La récente décision de l’entreprise Best Buy de modifier ses politiques d’achat de papier pour ses circulaires a fait couler beaucoup d’encre. Est-il surprenant qu’une entreprise de cette ampleur exige que ses fournisseurs soient certifiés par la norme du Forest Stewardship Council (FSC) – la norme la plus crédible actuellement pour la gestion durable des forêts? Nous ne croyons pas. Et la tendance risque de se maintenir.

En moins d’une décennie, le nombre de détenteurs de certificats FSC pour le papier est passé de 3 à 1880, et le nombre de forêts certifiées a connu une croissance similaire – de 5 à 40 millions d’hectares en 2010.

La norme FSC est donc devenue un incontournable pour attester que l’on pratique une foresterie durable. Il est donc essentiel que la communauté se mobilise autour de cet enjeu, plutôt que d’entretenir une guerre par médias interposés.

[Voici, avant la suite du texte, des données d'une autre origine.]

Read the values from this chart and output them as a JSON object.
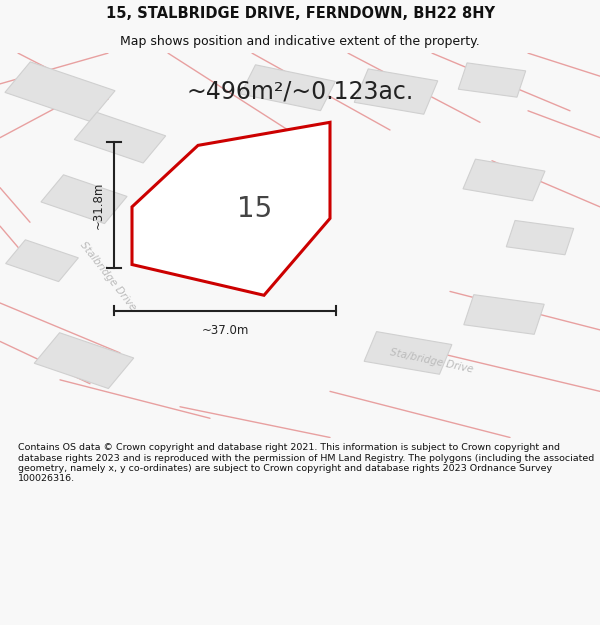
{
  "title_line1": "15, STALBRIDGE DRIVE, FERNDOWN, BH22 8HY",
  "title_line2": "Map shows position and indicative extent of the property.",
  "area_text": "~496m²/~0.123ac.",
  "property_number": "15",
  "dim_width": "~37.0m",
  "dim_height": "~31.8m",
  "footer_text": "Contains OS data © Crown copyright and database right 2021. This information is subject to Crown copyright and database rights 2023 and is reproduced with the permission of HM Land Registry. The polygons (including the associated geometry, namely x, y co-ordinates) are subject to Crown copyright and database rights 2023 Ordnance Survey 100026316.",
  "bg_color": "#f8f8f8",
  "map_bg": "#efefef",
  "road_stroke": "#e8a0a0",
  "property_color": "#cc0000",
  "dim_color": "#222222",
  "road_label_color": "#bbbbbb",
  "property_label_color": "#444444",
  "title_color": "#111111",
  "footer_color": "#111111",
  "block_color": "#e2e2e2",
  "block_edge": "#d0d0d0",
  "title_fontsize": 10.5,
  "subtitle_fontsize": 9,
  "area_fontsize": 17,
  "prop_num_fontsize": 20,
  "dim_fontsize": 8.5,
  "road_label_fontsize": 7.5,
  "footer_fontsize": 6.8
}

En ce sens, nous sommes d’accord avec l’éditorial de François St-Gelais paru dans le journal Le Quotidien du 10 décembre, qui insiste sur la nécessité de « trouver la recette afin d’établir un bon dialogue ». C’est grâce à une telle dynamique – un peu à l’image de l’équipe de rétablissement du caribou au Québec qui rassemble des intervenants de tous les milieux, industrie, autochtones, ministères, groupes environnementaux – que l’on parvient à des solutions qui conviennent à tous.

Il faut cesser de polariser le débat. Il faut trouver ensemble des solutions pour que nos territoires forestiers restent certifiés FSC, et par le fait même que le Québec continue ses efforts dans l’aménagement durable des forêts et surtout que nos régions continuent à en vivre – incluant les générations à venir.